HOLOPIS.COM, JAKARTA – Psikolog Rizky Purnomo Adji Churnawan, ADHD (Attention Deficit Hyperactivity Disorder) atau yang bisa disebut sebagai kelainan otak itu ternyata merupakan sebuah keunikan bagi penderitanya, dan juga ADHD merupakan faktor genetik.
Rizky mengutarakan bahwa ADHD itu merupakan suatu kelainan yang terjadi di otak penderitanya.
“Jadi kita sudah bilang ADHD (Attention Deficit Hyperactivity Disorder) itu sebagai kelainan otak,” ucap Rizky yang dikutip dari laman YouTube Holopis Channel.

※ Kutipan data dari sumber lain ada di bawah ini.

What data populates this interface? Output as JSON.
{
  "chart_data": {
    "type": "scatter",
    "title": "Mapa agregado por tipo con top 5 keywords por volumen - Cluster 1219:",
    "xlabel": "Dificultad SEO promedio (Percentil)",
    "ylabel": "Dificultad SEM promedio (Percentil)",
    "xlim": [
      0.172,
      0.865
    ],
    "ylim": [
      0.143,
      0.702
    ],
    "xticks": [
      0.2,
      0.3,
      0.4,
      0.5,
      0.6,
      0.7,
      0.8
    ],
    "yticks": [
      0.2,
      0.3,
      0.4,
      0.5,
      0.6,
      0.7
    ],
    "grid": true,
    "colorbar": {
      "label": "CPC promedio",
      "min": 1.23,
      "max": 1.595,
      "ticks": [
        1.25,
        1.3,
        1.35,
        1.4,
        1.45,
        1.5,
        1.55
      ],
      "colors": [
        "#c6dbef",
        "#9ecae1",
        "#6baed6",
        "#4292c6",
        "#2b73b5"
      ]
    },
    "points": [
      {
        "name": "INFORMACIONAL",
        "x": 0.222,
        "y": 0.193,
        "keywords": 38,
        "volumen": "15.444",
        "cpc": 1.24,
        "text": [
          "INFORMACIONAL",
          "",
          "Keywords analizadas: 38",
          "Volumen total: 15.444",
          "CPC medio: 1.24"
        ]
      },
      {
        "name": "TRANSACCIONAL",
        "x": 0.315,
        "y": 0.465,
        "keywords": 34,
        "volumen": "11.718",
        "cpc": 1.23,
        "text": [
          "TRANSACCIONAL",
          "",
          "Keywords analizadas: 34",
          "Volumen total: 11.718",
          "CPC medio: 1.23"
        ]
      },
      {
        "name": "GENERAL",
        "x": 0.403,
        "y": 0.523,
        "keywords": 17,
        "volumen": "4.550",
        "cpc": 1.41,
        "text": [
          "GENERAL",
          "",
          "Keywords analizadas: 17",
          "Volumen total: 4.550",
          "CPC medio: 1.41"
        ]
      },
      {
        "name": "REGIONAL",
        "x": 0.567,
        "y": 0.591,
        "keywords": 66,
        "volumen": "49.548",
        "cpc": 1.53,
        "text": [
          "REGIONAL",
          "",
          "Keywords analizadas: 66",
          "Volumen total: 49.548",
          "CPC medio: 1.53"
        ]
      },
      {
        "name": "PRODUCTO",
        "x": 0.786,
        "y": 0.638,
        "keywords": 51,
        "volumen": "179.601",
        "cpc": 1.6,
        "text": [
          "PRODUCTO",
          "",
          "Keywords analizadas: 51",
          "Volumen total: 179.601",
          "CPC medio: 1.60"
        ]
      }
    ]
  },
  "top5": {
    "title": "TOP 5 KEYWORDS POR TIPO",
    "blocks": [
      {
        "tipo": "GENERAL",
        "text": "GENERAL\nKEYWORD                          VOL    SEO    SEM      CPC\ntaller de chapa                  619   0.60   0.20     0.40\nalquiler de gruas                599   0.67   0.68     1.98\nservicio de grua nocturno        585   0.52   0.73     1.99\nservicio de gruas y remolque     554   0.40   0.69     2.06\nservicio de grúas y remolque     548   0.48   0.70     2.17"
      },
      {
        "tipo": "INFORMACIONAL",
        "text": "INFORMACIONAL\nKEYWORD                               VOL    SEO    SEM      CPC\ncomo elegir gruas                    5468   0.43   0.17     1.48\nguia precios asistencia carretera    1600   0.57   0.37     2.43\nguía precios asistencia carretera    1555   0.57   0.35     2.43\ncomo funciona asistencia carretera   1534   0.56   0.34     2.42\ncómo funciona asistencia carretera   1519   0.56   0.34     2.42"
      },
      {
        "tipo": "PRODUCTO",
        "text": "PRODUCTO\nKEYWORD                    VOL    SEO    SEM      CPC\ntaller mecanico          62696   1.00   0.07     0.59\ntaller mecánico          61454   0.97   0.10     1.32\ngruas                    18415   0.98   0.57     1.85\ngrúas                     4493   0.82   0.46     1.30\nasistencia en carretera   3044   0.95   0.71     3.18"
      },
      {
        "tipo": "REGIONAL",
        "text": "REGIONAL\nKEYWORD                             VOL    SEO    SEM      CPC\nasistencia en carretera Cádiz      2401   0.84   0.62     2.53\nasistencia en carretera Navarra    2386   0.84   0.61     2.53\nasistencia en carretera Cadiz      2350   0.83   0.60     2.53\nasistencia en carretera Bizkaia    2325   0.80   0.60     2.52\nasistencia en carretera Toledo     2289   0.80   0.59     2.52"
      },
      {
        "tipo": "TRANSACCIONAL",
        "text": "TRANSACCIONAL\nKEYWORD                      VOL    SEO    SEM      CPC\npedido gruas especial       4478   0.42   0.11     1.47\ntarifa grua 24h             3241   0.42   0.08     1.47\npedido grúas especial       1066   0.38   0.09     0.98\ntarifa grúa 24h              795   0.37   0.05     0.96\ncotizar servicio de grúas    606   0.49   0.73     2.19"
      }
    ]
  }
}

Pada dasarnya memang menurut neubiologis, otak penderita ADHD itu memang berbeda dibandingkan manusia normal, tapi bukan berarti mereka lebih rendah, itu adalah sebuah keunikkan yang ada pada diri mereka.
“Jadi kita bahasnya dari neubiologis gitu, dimana otak penderita itu berbeda memang, ada perbedaan dengan otak-otak pada manusia normal gitu, itu perbedaan atau keunikkan ya, bukan berarti yang punya ADHD lebih rendah dari kita, tapi memang keunikkan aja,” katanya.
Risky juga menuturkan ada 3 karakteristik yang terjadi pada penderita ADHD, antara lain.
“Kemudian ADHD ini punya 3 karakteristik, pertama adalah tidak bisa konsentrasi, kedua itu hiperaktif dan ketiga itu impulsive,” tuturnya.
Selanjutnya, Rizky juga menyambung dengan gejala ADHD dapat muncul pada usia anak pra-sekolah yaitu 3 sampai 6 tahun.
“Biasanya itu, muncul gejalanya itu dari umur pra-sekolah 3 sampai 6 tahun, kemudian kalau tidak tertangani atau tidak terdeteksi bisa sampai dewasa atau remaja,” sambungnya.
Sementara, karena ADHD itu merupakan kelainan pada otak, makanya tidak ada pengruh dari lingkungan, melainkan berada pada faktor genetika saja.
“Memang untuk saat ini yang ditemukan itu ADHD itu dari faktor genetik, faktor dari struktur otak gitu. Jadi lingkungan itu tidak berpengaruh dalam pembentukkan ADHD, tapi berpengaruh pada keparahan ADHD-nya,” ujarnya.
Faktor lingkungan hanya menjadi hal yang lebih memperparah impuls yang diterima dari penderita ADHD saja, dan kembali lagi itu adalah dari faktor genetik.
“Jadi, anak itu menjadi lebih parah impulsnya, lebih parah tidak bisa konsentrasi, lebih parah tidak bisa menahan diri, itu gara-gara lingkungannya. Jadi bukan faktor lingkungan, tapi lebih banyak faktor genetikalnya,” nyatanya.